Denis Dessus (CNOA) : « architecture et urbanisme, le monde d’après »
Denis Dessus, président du Conseil National de l’Ordre des Architectes (CNOA), livre son analyse et ses propositions sur la manière dont il serait important de repenser la ville et le logement. Une nouvelle contribution à la réflexion sur « le monde d’après ».
La crise sanitaire actuelle nous oblige à réfléchir à la qualité de vie de tous les concitoyens, à la conception de nos logements, à l’urbanisation de demain, ainsi qu’aux nouveaux équilibres socio-économiques dans nos régions, en particulier entre les métropoles et les autres territoires.
Le confinement a mis plus que jamais en évidence les inégalités des conditions de logement, notamment en métropole ; près de 5 millions de personnes en France vivent en situation de surpeuplement selon l’Insee.
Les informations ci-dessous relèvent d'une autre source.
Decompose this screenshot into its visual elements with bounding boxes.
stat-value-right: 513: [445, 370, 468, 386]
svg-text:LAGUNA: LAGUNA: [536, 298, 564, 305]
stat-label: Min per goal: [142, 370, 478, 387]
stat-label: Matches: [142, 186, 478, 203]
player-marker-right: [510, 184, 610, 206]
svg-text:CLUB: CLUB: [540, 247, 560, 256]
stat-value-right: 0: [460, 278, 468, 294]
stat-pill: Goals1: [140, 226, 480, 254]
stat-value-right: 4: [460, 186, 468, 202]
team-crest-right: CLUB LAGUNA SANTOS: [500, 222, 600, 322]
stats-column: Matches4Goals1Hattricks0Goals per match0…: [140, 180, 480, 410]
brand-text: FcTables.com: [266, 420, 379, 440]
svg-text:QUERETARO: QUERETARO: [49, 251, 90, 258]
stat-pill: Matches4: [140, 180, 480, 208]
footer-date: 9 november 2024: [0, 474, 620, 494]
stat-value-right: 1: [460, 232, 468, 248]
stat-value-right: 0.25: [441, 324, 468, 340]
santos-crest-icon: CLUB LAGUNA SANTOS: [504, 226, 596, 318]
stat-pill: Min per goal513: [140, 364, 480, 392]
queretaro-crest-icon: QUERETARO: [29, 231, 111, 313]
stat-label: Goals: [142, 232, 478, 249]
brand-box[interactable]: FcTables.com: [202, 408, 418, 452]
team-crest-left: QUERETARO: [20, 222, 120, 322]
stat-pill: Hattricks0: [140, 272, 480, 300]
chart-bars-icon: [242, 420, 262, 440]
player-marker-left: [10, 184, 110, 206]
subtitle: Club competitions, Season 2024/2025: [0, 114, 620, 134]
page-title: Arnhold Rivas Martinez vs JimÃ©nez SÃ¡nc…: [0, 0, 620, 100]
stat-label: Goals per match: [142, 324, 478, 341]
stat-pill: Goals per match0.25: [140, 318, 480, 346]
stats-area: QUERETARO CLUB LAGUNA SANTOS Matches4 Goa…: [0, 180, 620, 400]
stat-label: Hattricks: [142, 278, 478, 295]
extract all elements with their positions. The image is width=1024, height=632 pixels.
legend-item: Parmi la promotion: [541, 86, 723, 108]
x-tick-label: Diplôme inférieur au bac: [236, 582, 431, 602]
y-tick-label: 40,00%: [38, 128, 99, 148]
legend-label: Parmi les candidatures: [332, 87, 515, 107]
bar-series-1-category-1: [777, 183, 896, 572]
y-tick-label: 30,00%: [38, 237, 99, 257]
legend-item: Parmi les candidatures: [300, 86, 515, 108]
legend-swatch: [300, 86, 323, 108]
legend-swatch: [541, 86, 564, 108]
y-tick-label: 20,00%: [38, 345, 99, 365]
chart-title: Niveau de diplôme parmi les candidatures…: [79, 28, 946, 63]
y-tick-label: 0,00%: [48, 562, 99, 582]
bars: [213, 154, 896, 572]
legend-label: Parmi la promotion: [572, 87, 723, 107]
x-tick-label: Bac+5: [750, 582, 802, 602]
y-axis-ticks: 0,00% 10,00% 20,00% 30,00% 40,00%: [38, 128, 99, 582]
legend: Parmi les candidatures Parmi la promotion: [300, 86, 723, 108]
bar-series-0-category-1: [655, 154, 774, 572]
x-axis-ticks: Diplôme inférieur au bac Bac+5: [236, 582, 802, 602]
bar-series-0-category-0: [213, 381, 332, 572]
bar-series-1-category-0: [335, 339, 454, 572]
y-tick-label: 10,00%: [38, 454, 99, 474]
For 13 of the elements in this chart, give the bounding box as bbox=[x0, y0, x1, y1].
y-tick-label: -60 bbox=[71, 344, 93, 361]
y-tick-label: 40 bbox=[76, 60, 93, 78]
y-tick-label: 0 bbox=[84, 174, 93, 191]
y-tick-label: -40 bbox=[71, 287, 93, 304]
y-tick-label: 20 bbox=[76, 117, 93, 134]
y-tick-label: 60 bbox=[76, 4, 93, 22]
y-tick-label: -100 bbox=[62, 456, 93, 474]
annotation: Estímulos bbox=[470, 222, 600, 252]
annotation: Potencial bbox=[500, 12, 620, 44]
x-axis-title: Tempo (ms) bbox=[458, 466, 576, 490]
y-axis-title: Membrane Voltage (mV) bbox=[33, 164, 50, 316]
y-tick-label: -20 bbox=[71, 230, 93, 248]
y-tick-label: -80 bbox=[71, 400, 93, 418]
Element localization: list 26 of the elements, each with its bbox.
En cause, la taille (aggravée avec le télétravail qui s’est beaucoup développé), mais aussi la qualité de l’air, l’humidité, le bruit, autant de facteurs qui influent directement sur la santé des habitants.
Il est donc nécessaire, en construction neuve comme en rénovation, d’améliorer la valeur intrinsèque du logement et sa poly-fonctionnalité en faisant preuve de créativité dans leur conception (création, par exemple, de surfaces modulables selon les usages, avec portes coulissantes ou cloisons amovibles).
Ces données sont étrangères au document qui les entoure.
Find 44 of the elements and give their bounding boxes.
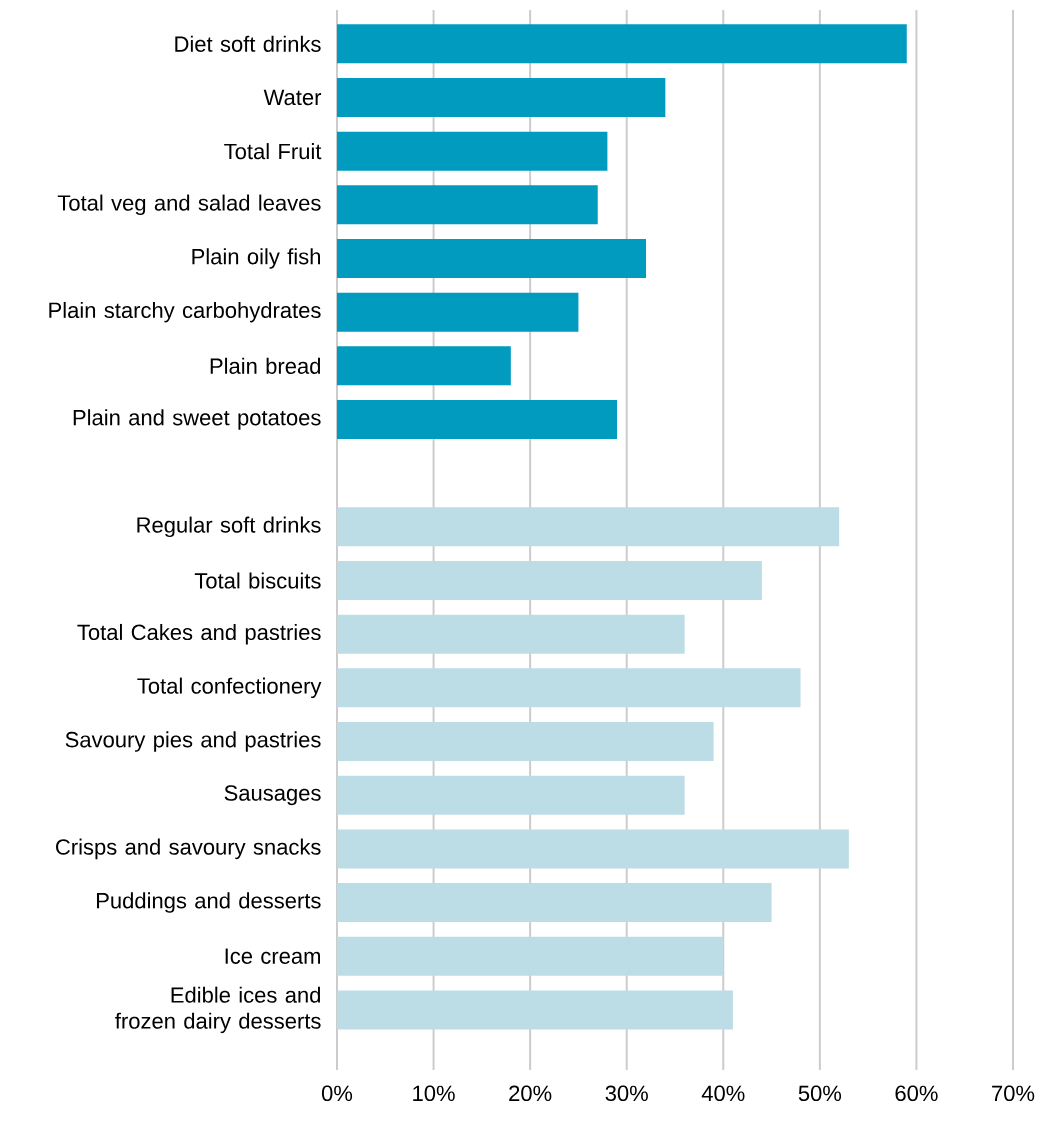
- x-tick-label: 10%: [413, 1085, 455, 1102]
- bar: [336, 400, 618, 440]
- y-tick-label: Total veg and salad leaves: [57, 194, 321, 216]
- y-tick-label: Total biscuits: [194, 572, 321, 589]
- bar: [336, 775, 685, 815]
- y-tick-label: Plain starchy carbohydrates: [49, 301, 321, 323]
- y-tick-label: Plain and sweet potatoes: [73, 409, 321, 430]
- bar: [336, 883, 772, 923]
- x-tick-label: 40%: [701, 1085, 745, 1102]
- bar: [336, 77, 666, 117]
- y-tick-label: Ice cream: [225, 948, 320, 964]
- x-tick-label: 20%: [509, 1085, 552, 1102]
- y-tick-label: Total Cakes and pastries: [77, 623, 321, 645]
- x-tick-label: 60%: [895, 1085, 938, 1102]
- y-tick-label: Edible ices and frozen dairy desserts: [115, 986, 321, 1034]
- bar: [336, 24, 907, 64]
- bar: [336, 239, 647, 278]
- bar: [336, 507, 840, 547]
- x-tick-label: 70%: [992, 1085, 1035, 1102]
- bar: [336, 990, 733, 1030]
- y-tick-label: Total confectionery: [137, 677, 322, 699]
- bar: [336, 292, 579, 332]
- bar: [336, 346, 511, 386]
- bar: [336, 722, 714, 762]
- x-tick-label: 50%: [798, 1085, 842, 1102]
- y-tick-label: Crisps and savoury snacks: [56, 838, 321, 860]
- bar: [336, 614, 685, 654]
- bar: [336, 829, 849, 869]
- bar: [336, 936, 724, 976]
- y-tick-label: Plain bread: [210, 357, 321, 374]
- bar: [336, 131, 608, 171]
- y-tick-label: Puddings and desserts: [97, 892, 321, 913]
- y-tick-label: Total Fruit: [224, 143, 322, 160]
- bar: [336, 668, 801, 708]
- y-tick-label: Diet soft drinks: [175, 35, 321, 52]
- y-tick-label: Sausages: [224, 785, 321, 806]
- bar: [336, 561, 762, 601]
- y-tick-label: Plain oily fish: [192, 248, 320, 269]
- y-tick-label: Savoury pies and pastries: [65, 731, 321, 752]
- y-tick-label: Water: [263, 89, 322, 106]
- bar: [336, 185, 598, 225]
- x-tick-label: 30%: [605, 1085, 648, 1102]
- y-tick-label: Regular soft drinks: [137, 516, 321, 538]
- x-tick-label: 0%: [321, 1085, 353, 1102]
La crise a également montré l’importance des liens de voisinage. Aussi, pourquoi ne pas faciliter davantage les différentes formes d’autopromotion ou de coopératives d’habitants qui permettent une conception au plus proche de l’habitant et de favoriser la création d’espaces communs et mutualisés entre résidents ?
Outre le logement, l’immobilier tertiaire sera également, très probablement, bouleversé en raison du télétravail dont les entreprises ont pu constater l’efficacité, et cela aura des conséquences sur la taille et l’organisation des locaux.
A l’échelle urbaine, les inconvénients de la métropole sont devenus criants et les villes intermédiaires, petites et moyennes, deviennent porteuses d’un nouvel idéal grâce à un mix entre raccourcissement des déplacements domicile-logement et télétravail.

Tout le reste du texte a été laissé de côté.